Die Blutvergiftung ist eine der Haupttodesursachen. Experte Dr. Matthias Gründling, Intensivmediziner und Gründungsmitglied der Deutschen Sepsisgesellschaft, hat mit uns über Anzeichen, mögliche Ursachen und Diagnostik gesprochen.
Herr Dr. Gründling, was genau ist eine Sepsis?
Eine Sepsis ist eine lebensbedrohliche Erkrankung – ein Notfall. Sie ist dadurch bedingt, dass eine Infektion außer Kontrolle gerät. Wirt und Erreger sich damit auseinandersetzen. Diese außer Kontrolle geratene Auseinandersetzung führt dann zu Organversagen, zum Beispiel zum Versagen der Gehirnfunktion, der Lunge, der Leber oder der Nieren. Kurz gesagt: eine außer Kontrolle geratene Immunreaktion auf eine Infektion mit einem zusätzlichen Organversagen.
Welche Verletzungen und Infektionen führen am häufigsten zu einer Sepsis?

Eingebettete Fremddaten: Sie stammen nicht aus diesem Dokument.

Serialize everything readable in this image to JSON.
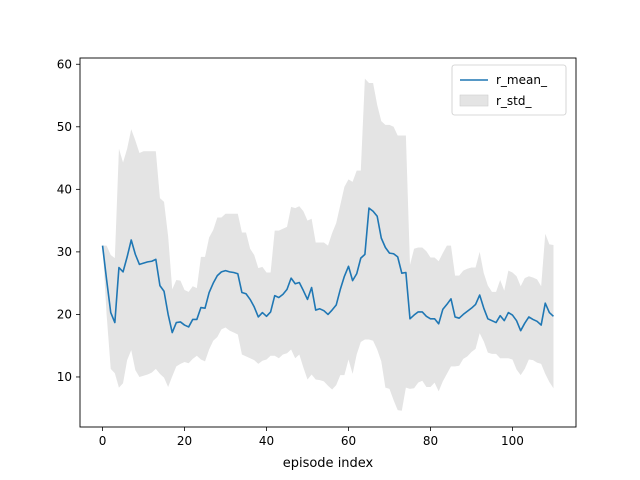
{
  "chart_data": {
    "type": "line",
    "title": "",
    "xlabel": "episode index",
    "ylabel": "",
    "xlim": [
      -5.5,
      115.5
    ],
    "ylim": [
      2,
      61
    ],
    "xticks": [
      0,
      20,
      40,
      60,
      80,
      100
    ],
    "yticks": [
      10,
      20,
      30,
      40,
      50,
      60
    ],
    "grid": false,
    "legend_position": "top-right",
    "series": [
      {
        "name": "r_mean_",
        "kind": "line",
        "color": "#1f77b4",
        "x": [
          0,
          1,
          2,
          3,
          4,
          5,
          6,
          7,
          8,
          9,
          10,
          11,
          12,
          13,
          14,
          15,
          16,
          17,
          18,
          19,
          20,
          21,
          22,
          23,
          24,
          25,
          26,
          27,
          28,
          29,
          30,
          31,
          32,
          33,
          34,
          35,
          36,
          37,
          38,
          39,
          40,
          41,
          42,
          43,
          44,
          45,
          46,
          47,
          48,
          49,
          50,
          51,
          52,
          53,
          54,
          55,
          56,
          57,
          58,
          59,
          60,
          61,
          62,
          63,
          64,
          65,
          66,
          67,
          68,
          69,
          70,
          71,
          72,
          73,
          74,
          75,
          76,
          77,
          78,
          79,
          80,
          81,
          82,
          83,
          84,
          85,
          86,
          87,
          88,
          89,
          90,
          91,
          92,
          93,
          94,
          95,
          96,
          97,
          98,
          99,
          100,
          101,
          102,
          103,
          104,
          105,
          106,
          107,
          108,
          109,
          110
        ],
        "values": [
          31.0,
          25.5,
          20.3,
          18.7,
          27.5,
          26.8,
          29.2,
          31.9,
          29.6,
          28.0,
          28.2,
          28.4,
          28.5,
          28.8,
          24.6,
          23.7,
          20.0,
          17.1,
          18.7,
          18.8,
          18.3,
          18.0,
          19.2,
          19.2,
          21.1,
          21.0,
          23.5,
          25.0,
          26.2,
          26.8,
          27.0,
          26.8,
          26.7,
          26.5,
          23.5,
          23.3,
          22.4,
          21.2,
          19.6,
          20.3,
          19.7,
          20.4,
          23.0,
          22.7,
          23.2,
          24.0,
          25.8,
          24.9,
          25.1,
          23.8,
          22.4,
          24.3,
          20.7,
          20.9,
          20.6,
          20.0,
          20.7,
          21.5,
          24.0,
          26.1,
          27.7,
          25.4,
          26.5,
          29.0,
          29.6,
          37.0,
          36.5,
          35.7,
          32.2,
          30.7,
          29.8,
          29.7,
          29.2,
          26.6,
          26.7,
          19.3,
          19.9,
          20.4,
          20.4,
          19.7,
          19.3,
          19.3,
          18.5,
          20.8,
          21.6,
          22.5,
          19.6,
          19.4,
          20.0,
          20.5,
          21.0,
          21.6,
          23.1,
          21.0,
          19.3,
          19.0,
          18.7,
          19.8,
          19.0,
          20.3,
          19.9,
          19.0,
          17.4,
          18.6,
          19.6,
          19.2,
          18.9,
          18.3,
          21.8,
          20.3,
          19.7
        ]
      },
      {
        "name": "r_std_",
        "kind": "band",
        "color": "#e4e4e4",
        "x": [
          0,
          1,
          2,
          3,
          4,
          5,
          6,
          7,
          8,
          9,
          10,
          11,
          12,
          13,
          14,
          15,
          16,
          17,
          18,
          19,
          20,
          21,
          22,
          23,
          24,
          25,
          26,
          27,
          28,
          29,
          30,
          31,
          32,
          33,
          34,
          35,
          36,
          37,
          38,
          39,
          40,
          41,
          42,
          43,
          44,
          45,
          46,
          47,
          48,
          49,
          50,
          51,
          52,
          53,
          54,
          55,
          56,
          57,
          58,
          59,
          60,
          61,
          62,
          63,
          64,
          65,
          66,
          67,
          68,
          69,
          70,
          71,
          72,
          73,
          74,
          75,
          76,
          77,
          78,
          79,
          80,
          81,
          82,
          83,
          84,
          85,
          86,
          87,
          88,
          89,
          90,
          91,
          92,
          93,
          94,
          95,
          96,
          97,
          98,
          99,
          100,
          101,
          102,
          103,
          104,
          105,
          106,
          107,
          108,
          109,
          110
        ],
        "upper": [
          31.0,
          31.0,
          29.5,
          29.0,
          46.5,
          44.3,
          46.5,
          49.6,
          47.8,
          45.8,
          46.1,
          46.1,
          46.1,
          46.1,
          38.6,
          38.0,
          32.5,
          24.0,
          25.5,
          25.4,
          23.9,
          23.6,
          24.5,
          24.2,
          29.2,
          29.2,
          32.3,
          33.5,
          35.5,
          35.5,
          36.1,
          36.1,
          36.1,
          36.1,
          33.1,
          33.1,
          30.5,
          29.5,
          27.4,
          27.6,
          26.7,
          26.7,
          33.4,
          33.4,
          33.7,
          34.0,
          37.2,
          37.0,
          37.3,
          36.5,
          35.0,
          35.3,
          31.5,
          31.5,
          31.5,
          31.0,
          33.0,
          34.6,
          37.5,
          40.4,
          41.6,
          41.2,
          43.0,
          43.0,
          57.7,
          57.0,
          57.0,
          53.5,
          50.9,
          50.3,
          50.3,
          50.0,
          48.6,
          48.6,
          48.6,
          27.9,
          30.5,
          30.7,
          30.7,
          30.1,
          29.1,
          29.1,
          28.5,
          29.8,
          31.0,
          31.0,
          26.2,
          26.2,
          27.0,
          27.3,
          27.5,
          27.5,
          30.0,
          26.6,
          24.6,
          23.6,
          23.6,
          25.5,
          23.8,
          27.0,
          26.7,
          26.1,
          24.5,
          25.8,
          26.1,
          25.9,
          25.6,
          24.5,
          32.9,
          31.2,
          31.1
        ],
        "lower": [
          31.0,
          19.9,
          11.3,
          10.6,
          8.3,
          9.0,
          12.7,
          14.3,
          11.1,
          10.0,
          10.2,
          10.4,
          10.7,
          11.3,
          10.5,
          9.9,
          8.4,
          10.1,
          11.7,
          12.1,
          12.4,
          12.2,
          12.9,
          13.4,
          12.8,
          12.5,
          14.4,
          15.8,
          16.4,
          17.6,
          17.9,
          17.4,
          17.1,
          16.8,
          13.6,
          13.3,
          13.0,
          12.7,
          12.1,
          12.6,
          12.8,
          13.4,
          13.4,
          13.0,
          13.6,
          13.8,
          14.4,
          13.0,
          13.6,
          11.5,
          9.6,
          10.4,
          9.6,
          9.5,
          9.3,
          8.6,
          8.0,
          8.7,
          10.3,
          10.3,
          12.8,
          10.5,
          13.6,
          15.6,
          16.0,
          16.0,
          15.8,
          14.4,
          12.5,
          8.3,
          8.1,
          6.3,
          4.7,
          4.6,
          8.3,
          8.1,
          8.2,
          9.1,
          9.4,
          8.4,
          8.4,
          9.1,
          7.7,
          9.3,
          10.5,
          11.7,
          11.7,
          11.8,
          12.9,
          13.3,
          14.0,
          14.5,
          17.0,
          15.7,
          13.9,
          13.7,
          13.7,
          13.0,
          13.0,
          13.0,
          12.8,
          11.2,
          10.3,
          11.3,
          12.8,
          12.7,
          12.3,
          12.1,
          10.5,
          9.2,
          8.2
        ]
      }
    ]
  }
}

Die Hauptursache für eine Sepsis ist die Lungenentzündung. Gefolgt von Harnwegsinfektionen oder Infektionen im Bauchraum – je nach Studie Position zwei oder drei. Nicht etwa Verletzungen, die dann zum berühmten „roten Strich zum Herzen“ und schließlich zur Sepsis führen. Verletzungen, die sich infiziert haben, sind eher seltene Ursachen.
Was sind die Anzeichen – Schüttelfrost, Fieber, Krankheitsgefühl oder Herzrasen treten ja bei vielen Infektionen auf…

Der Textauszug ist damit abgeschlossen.